The new mission management processor that L3Harris is developing for the Boeing T-7A Red Hawk jet trainer (Photo: L3Harris)
L3Harris Technologies is supplying its mission-management processors to Boeing for the T-7A Red Hawk under a recently announced $91.5 million contract.
The processors will be added to the open systems embedded computing network of the first new jet trainer being developed for the U.S. Air Force in 60 years. Boeing is developing the T-7A RedHawk as the new Air Force jet trainer and with a name and livery that will pay tribute to famed African American Tuskegee Airmen of World War II, known as the Red Tails.
“The processor collates data from on-board data networks, external data links and embedded software and sends data to the cockpit displays to provide the student and instructor with real time information needed to support training objectives,” David Zack, president of mission avionics, L3Harris told Avionics International in an emailed statement.

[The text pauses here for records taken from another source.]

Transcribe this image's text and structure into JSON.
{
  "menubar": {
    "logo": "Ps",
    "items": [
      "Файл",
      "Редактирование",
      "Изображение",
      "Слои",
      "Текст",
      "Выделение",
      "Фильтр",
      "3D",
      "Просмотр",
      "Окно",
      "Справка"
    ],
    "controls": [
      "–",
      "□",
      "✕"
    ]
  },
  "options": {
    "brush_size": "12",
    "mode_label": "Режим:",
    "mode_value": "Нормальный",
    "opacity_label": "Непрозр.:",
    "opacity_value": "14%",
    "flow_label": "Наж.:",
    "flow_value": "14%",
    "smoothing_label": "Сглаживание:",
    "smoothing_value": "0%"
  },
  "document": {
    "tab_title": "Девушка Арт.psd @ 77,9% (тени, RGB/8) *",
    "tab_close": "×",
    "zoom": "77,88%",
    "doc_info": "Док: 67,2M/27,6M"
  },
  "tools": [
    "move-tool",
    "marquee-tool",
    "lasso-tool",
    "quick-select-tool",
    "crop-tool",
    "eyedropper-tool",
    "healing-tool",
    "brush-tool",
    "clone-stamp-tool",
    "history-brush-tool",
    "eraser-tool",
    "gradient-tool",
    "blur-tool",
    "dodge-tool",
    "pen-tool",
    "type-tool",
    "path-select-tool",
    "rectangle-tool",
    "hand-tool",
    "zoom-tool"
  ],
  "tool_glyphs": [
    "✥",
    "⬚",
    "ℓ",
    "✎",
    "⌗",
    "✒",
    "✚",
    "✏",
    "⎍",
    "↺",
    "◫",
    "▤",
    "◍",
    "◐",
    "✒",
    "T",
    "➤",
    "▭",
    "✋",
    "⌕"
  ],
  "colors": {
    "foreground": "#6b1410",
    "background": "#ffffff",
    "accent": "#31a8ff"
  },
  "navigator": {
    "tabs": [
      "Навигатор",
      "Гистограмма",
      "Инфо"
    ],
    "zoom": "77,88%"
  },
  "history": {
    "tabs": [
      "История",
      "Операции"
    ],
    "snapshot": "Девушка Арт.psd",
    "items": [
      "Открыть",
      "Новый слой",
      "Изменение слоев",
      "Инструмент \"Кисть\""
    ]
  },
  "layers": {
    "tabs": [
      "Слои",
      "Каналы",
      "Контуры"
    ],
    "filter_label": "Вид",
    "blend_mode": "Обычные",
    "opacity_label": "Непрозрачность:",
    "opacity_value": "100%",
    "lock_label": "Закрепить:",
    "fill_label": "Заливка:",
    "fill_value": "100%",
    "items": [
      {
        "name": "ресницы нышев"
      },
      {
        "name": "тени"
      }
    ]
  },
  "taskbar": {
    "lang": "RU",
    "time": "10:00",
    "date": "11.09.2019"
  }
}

Designed for future growth opportunities, the processors include extra payload slots to expand “mission capabilities,” according to L3Harris. The T-7A is the latest military aircraft or jet trainer that L3Harris has been selected to provide its mission management processors for. The company also provides its processors for the F-35, F/A-18, and the U.S. Navy’s new MQ-25 unmanned tanker aircraft.
Boeing rolled the T-7A Red Hawk jet out of its hangar in St. Louis back in April for the new jet trainer’s first public unveiling. (Photo: Boeing)
In his emailed statements, Zack said the processors that L3Harris provides for the MQ-25 and F/A-18 share common design elements, thermal capabilities, and form factors to the one they’re providing for the T-7. However, the processor being developed for the T-7 is being custom-developed for the specific needs of the new jet trainer.
“The T-7 MMP provides performance scalability, technology insertion and functional growth capability via an open-system architecture design that reduces overall aircraft operating costs with a more affordable high-speed, cyber-hardened computing infrastructure,” he said. “Open-system design is accomplished in hardware by using commercial interface standards and commercially available processing modules. Open-system design is accomplished in software by compatibility with commercial off-the-shelf real time operating systems and other defined interfaces.”
The new T-7 processors have completed development and are now entering production, according to Zack. Boeing expects the T-7A to be operational by 2024.